Friday, 1 February 2008

Proudest Monkey

Why do we still call it a sport? This is the biggest most obnoxious soap-opera-meets-reality-show. All the field is a stage, and all the men in white, mere players. A series that bubbled over with some brilliant cricketing moments, fabulous showmanship and records galore, turned into a schoolboy playground rife with he-said-he-said and astoundingly immature levels of name calling and blame-gaming.

Sachin’s centuries, Kumble’s moments of proud reckoning, Brett Lee’s fast bowling brilliance all faded into some anti-climactic busking side show. Let’s not forget, this series was also the swan song of Australia’s only claim to fame in the Gentlemen Department, Adam Gillie. More like the imploring chirps of the last sparrows that ever nested in Bangalore. Not a single man was allowed to leave that field with his head daring even a half-mast.

I suppose we must at least try to see the good in all the evil. Because no one will remember the poise and elegance with which Kumble dealt with the mêlée. Or Gillie’s valiant, if lone, fight for sportsmanly sobriety, and the fact that we won’t be seeing any of that from anyone on the Australian team, in the matches to come. We sure as hell won’t remember that it was in this series that Yuvraj failed to prove himself as a reliable test player, perhaps because of, you know, his experiments with the many splendoured thing.

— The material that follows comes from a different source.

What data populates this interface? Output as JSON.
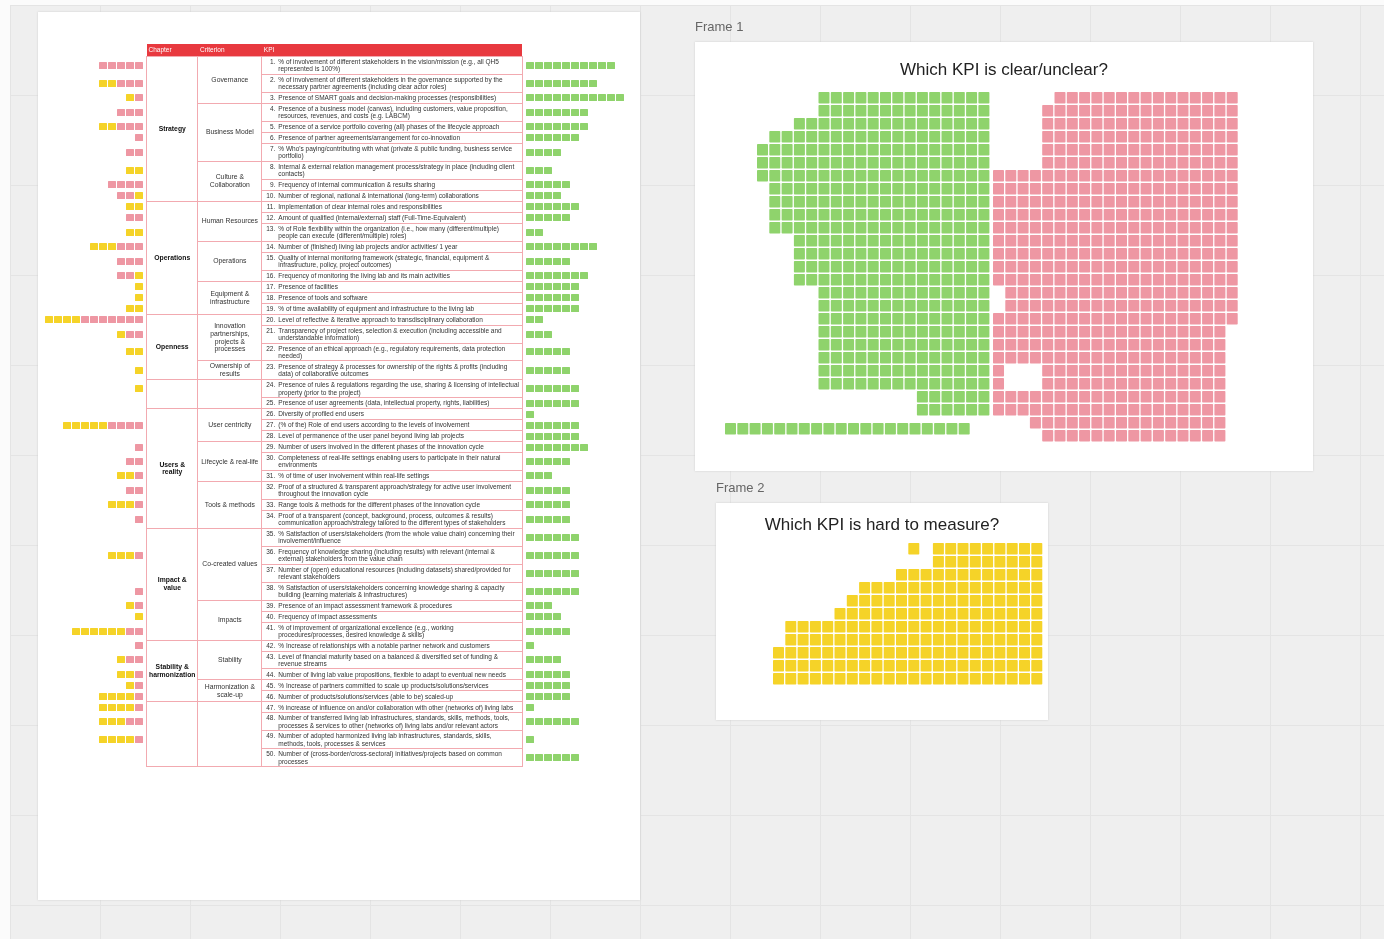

But look what we've got! A glossary full of new metaphors. We’ll never get ‘majorly screwed’ anymore. Just ‘Bucknored bigtime’. ‘Monkey’ is unfortunately a word that will now be synonymous with ‘Symonds’. Forever. ‘Get the Symonds off my back!’ (Never mind that Bhajji actually said something far worse, directing his wrath at Symonds’s mother who wasn’t even there to defend herself.) The final word on truth, as it turns out, is Ricky Ponting. So we’ve got ourselves a Fourth Umpire. If Ponting be told, I think it’s a great idea. In fact, I think we should blind-fold Ponting and make him stand in cricket’s High Court of Justice, wherever that is. We’ll get one soon enough, anyway.

Stump mic par haath rakhke kaho. Mein jo kuch kahoonga, Ponting kahoonga.

Australia sure as Bucknor turned the tables on the whole issue of racism and racist abuse in cricket. I'm just wondering if they're damn sure they picked the right team. Hopefully someday, in retrospect, everyone will realise how entirely foolish it was to accuse the pot of calling the kettle an indeterminate brown.